The last time Fairmont Terrace was in the news it was overgrown with grief following the murders of four women, today there's something different growing there.
"Uh, we got stuff like corn, cantaloupe, watermelon, squash," said resident Steve Miller, one of several residents who have since planted and actively take care of a large community garden.
"It's for everybody to benefit from," he said.
A small step towards a more cohesive Fairmont Terrace.
"I'm going to give you my card, and I want you to call me," said Tulsa city councilor Jeannie Cue, one of the people committed to making that happen.
"We want people to say, I live in a great neighborhood, you know, come over and have a BBQ," she said.

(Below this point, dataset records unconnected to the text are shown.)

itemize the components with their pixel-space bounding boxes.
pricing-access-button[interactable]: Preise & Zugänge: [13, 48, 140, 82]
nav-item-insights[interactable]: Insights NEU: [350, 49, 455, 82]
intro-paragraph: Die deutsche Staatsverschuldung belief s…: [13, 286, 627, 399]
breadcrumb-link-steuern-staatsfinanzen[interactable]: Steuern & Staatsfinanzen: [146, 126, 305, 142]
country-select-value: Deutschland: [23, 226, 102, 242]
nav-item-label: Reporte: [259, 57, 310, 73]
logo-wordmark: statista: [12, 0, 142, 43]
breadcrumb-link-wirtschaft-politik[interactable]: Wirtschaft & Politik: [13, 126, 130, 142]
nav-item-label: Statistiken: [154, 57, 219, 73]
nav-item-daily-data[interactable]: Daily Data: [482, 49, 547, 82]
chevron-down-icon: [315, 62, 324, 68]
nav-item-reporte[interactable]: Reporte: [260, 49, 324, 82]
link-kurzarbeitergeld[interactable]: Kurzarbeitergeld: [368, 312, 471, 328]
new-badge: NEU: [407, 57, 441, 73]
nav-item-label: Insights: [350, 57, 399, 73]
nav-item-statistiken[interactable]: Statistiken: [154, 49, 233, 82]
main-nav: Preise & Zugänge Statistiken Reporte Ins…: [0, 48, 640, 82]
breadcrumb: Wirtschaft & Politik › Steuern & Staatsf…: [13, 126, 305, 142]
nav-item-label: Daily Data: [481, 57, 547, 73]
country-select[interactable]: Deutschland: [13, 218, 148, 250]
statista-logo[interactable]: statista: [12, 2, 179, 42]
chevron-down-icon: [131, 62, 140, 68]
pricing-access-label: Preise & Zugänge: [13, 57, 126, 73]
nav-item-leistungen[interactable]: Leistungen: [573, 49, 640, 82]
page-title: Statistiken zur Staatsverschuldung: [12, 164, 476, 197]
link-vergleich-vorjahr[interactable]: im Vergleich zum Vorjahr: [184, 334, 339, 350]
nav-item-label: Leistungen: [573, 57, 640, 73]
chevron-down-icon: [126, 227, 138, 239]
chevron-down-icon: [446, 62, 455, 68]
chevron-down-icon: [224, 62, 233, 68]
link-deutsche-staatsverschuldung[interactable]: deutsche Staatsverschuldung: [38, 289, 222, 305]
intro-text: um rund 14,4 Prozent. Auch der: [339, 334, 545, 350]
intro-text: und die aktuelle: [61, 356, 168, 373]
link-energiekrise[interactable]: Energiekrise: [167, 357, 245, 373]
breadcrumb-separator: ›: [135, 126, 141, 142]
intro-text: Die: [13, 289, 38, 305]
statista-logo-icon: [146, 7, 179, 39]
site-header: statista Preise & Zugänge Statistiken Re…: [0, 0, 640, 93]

She spearheads monthly meetings that solicit input from residents on how to make the community better. Get togethers that are then supplemented.
"And then we also have similar meetings here where we do it once a week, doing the same thing just generally trying to figure out what we can do to make Fairmont a better place to live," said Miller.
Meanwhile, councilor Cue continues to push for the creation of a multi-purpose community center.
"We want a center that has education, social services, we want a center that we can have cooking classes," she said.
Slow but steady progress towards a brighter future, like careful attention paid to a healthy garden.
"To some people they might not see a lot of quick change, but when you have years of decay, it takes a while," said Cue.